The SaskParty government is not supporting an effort to simply tax for the sake of taxing but looking for real solutions through research and development, he said.
"How can we actually reduce carbon?"
Michelson pointed to changes in farming practices, carbon sequestration and working towards better fuel efficiencies as the solution.
"We have improvements in fuel and let's look at those Industries and how do you improve on that?"
Michelson stated that the federal government could place a 50 percent tax on fuel and by doing so did that mean he was only supposed to drive as far as Belle Plaine instead of all the way to Regina? A carbon tax would simply have massive negative effects on the Province's economy, he stated.
"It would effect the economy of the province but not achieve the results desired."
The other area the Provincial Government acted on because of federal actions was in the area of cannabis.
Michelson stated that it was an issue the Province and municipalities had had hoisted upon them from the federal government.
The Province did some extensive studies into the issue and responded with licensed cannabis retailers.
On Friday, the two retailers the City of Moose Jaw allowed to operate here - by virtue of a unanimous vote not to oppose - were announced on Friday.
The recipients were Jack Carleton Ltd consisting of Jack Carleton, Alex Carleton (owner of the Crushed Can Sports Bar) and Ira Dales (a local computer consultant and two time former Moose Jaw City Council candidate). Plus Darcy Fisher of Saskatoon.
Other pieces of legislation included changes to the Privacy Act in relation to the non-consensual circulation of intimate images.
The Domestic Violence Act which will allow victims of domestic violence the right to unpaid leave if required to assist them in their situation.

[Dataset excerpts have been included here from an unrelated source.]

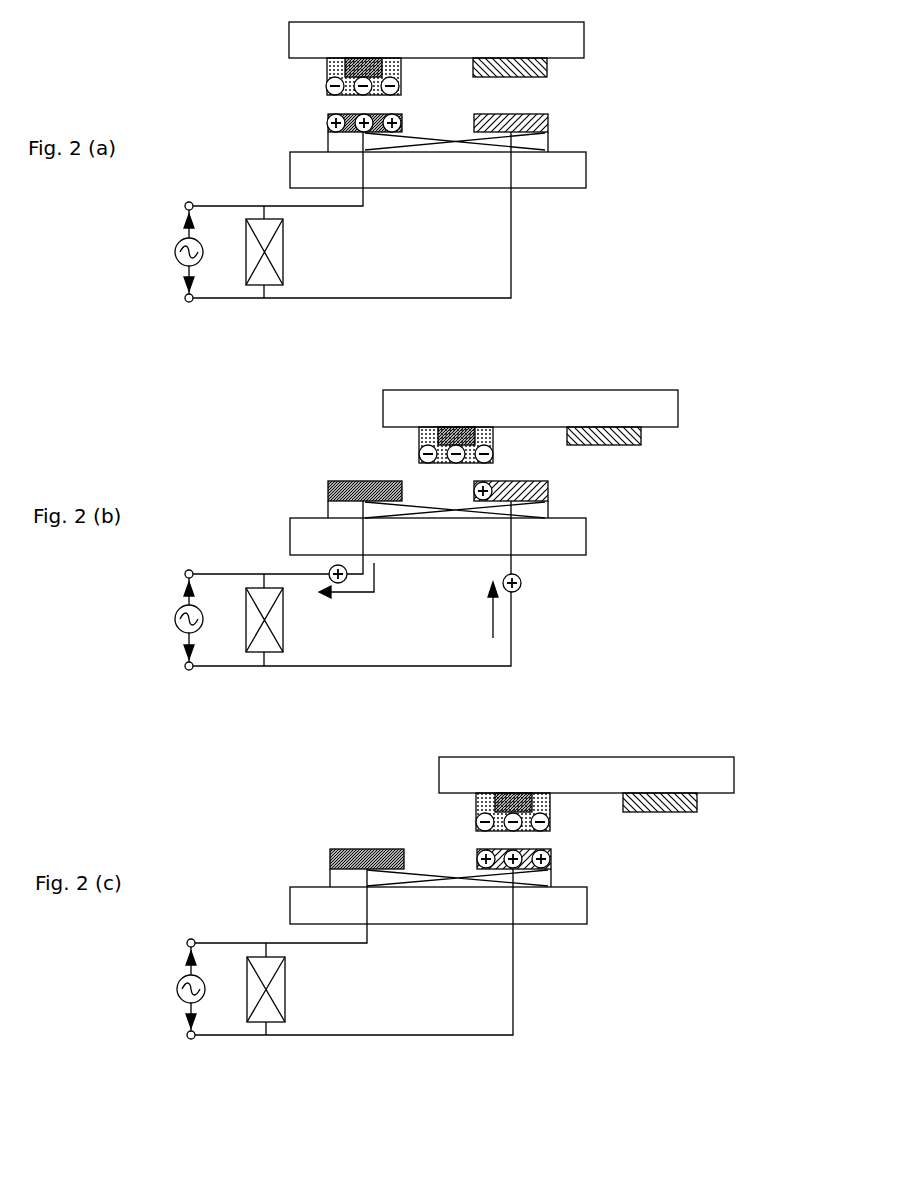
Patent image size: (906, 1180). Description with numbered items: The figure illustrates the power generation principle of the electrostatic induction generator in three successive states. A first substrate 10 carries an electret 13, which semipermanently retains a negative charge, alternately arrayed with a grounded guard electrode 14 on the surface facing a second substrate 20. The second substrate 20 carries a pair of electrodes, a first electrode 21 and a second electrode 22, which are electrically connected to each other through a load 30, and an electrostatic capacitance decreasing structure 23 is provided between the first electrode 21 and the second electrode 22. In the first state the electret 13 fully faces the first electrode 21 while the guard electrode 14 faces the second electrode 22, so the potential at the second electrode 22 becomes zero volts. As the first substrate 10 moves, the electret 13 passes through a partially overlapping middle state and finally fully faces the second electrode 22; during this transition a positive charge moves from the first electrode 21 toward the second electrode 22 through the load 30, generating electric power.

In FIG. 2A, the first substrate 10 is at (575, 40).
In FIG. 2B, the first substrate 10 is at (668, 408).
In FIG. 2C, the first substrate 10 is at (725, 775).
In FIG. 2A, the electret 13 is at (326, 70).
In FIG. 2B, the electret 13 is at (419, 440).
In FIG. 2C, the electret 13 is at (476, 808).
In FIG. 2A, the guard electrode 14 is at (528, 72).
In FIG. 2B, the guard electrode 14 is at (622, 440).
In FIG. 2C, the guard electrode 14 is at (680, 810).
In FIG. 2A, the second substrate 20 is at (567, 170).
In FIG. 2B, the second substrate 20 is at (568, 537).
In FIG. 2C, the second substrate 20 is at (577, 905).
In FIG. 2A, the first electrode 21 is at (326, 122).
In FIG. 2B, the first electrode 21 is at (328, 490).
In FIG. 2C, the first electrode 21 is at (330, 859).
In FIG. 2A, the second electrode 22 is at (548, 122).
In FIG. 2B, the second electrode 22 is at (549, 490).
In FIG. 2C, the second electrode 22 is at (551, 857).
In FIG. 2A, the electrostatic capacitance decreasing structure 23 is at (472, 142).
In FIG. 2B, the electrostatic capacitance decreasing structure 23 is at (485, 505).
In FIG. 2C, the electrostatic capacitance decreasing structure 23 is at (500, 880).
In FIG. 2A, the load 30 is at (272, 250).
In FIG. 2B, the load 30 is at (273, 620).
In FIG. 2C, the load 30 is at (273, 988).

Michelson said the NDP opposition overall seemed to be ineffective and failed to focus on the big picture.
He pointed to the three -hour question and answer session the Opposition had with Premier Scott Moe and how they failed to ask any hard questions on the economy and transportation but asked a few questions on healthcare.
"They were quite ineffective but we are working together where we can to help the province."
On the austerity budget and the move away from resource revenues and balancing the budget, Michelson stated the provincial government is continually looking at it and potentially tweaking it if need be.
"Did we hurt things with taxes on ag products and insurance is one question we asked. We had to back off on those because they hurt the Province."
Michelson said there are only two ways to help achieve the Provincial Government's goal of balancing the budget, either through cuts or raising taxes. But you can only cut so far.
"You can't cut yourself into a profit you have to generate income," Michelson stated.
In areas of the used car tax, the automotive sales industry was telling the government half of the used cars come from outside the province so they were paying taxes on them anyhow, he said, adding there had been suggestions of only taxing on the difference between a trade in and a new vehicle.
Despite the "Summer break" from the Legislature Michelson will be busy working.
To help achieve a better understanding of the budget's effect and the economy, Michelson said he would be part of a group of MLAs holding meetings across the province this Summer.
The committee will be reporting back to perspective ministries to insure feedback and potential changes made.
So far the economy committee has held a public meeting in Weyburn.
At that meeting one thing brought up was charging the six percent PST to construction and it having a negative effect on investment and the economy.
It should also be noted the Saskatchewan Association of Urban Municipalities (SUMA) in the Spring was seeking input from members into the effects of the PST on capital projects.
Additionally, the Saskatchewan School Trustees Association has been actively lobbying the Province to remove the PST on school construction and repair projects.
Local contracting firms have also informally told the MJ Independent the six percent PST has had a noticeable negative effect on their business.
The Economy Committee is scheduled to hold a public meeting in Moose Jaw that exact date is yet to be determined.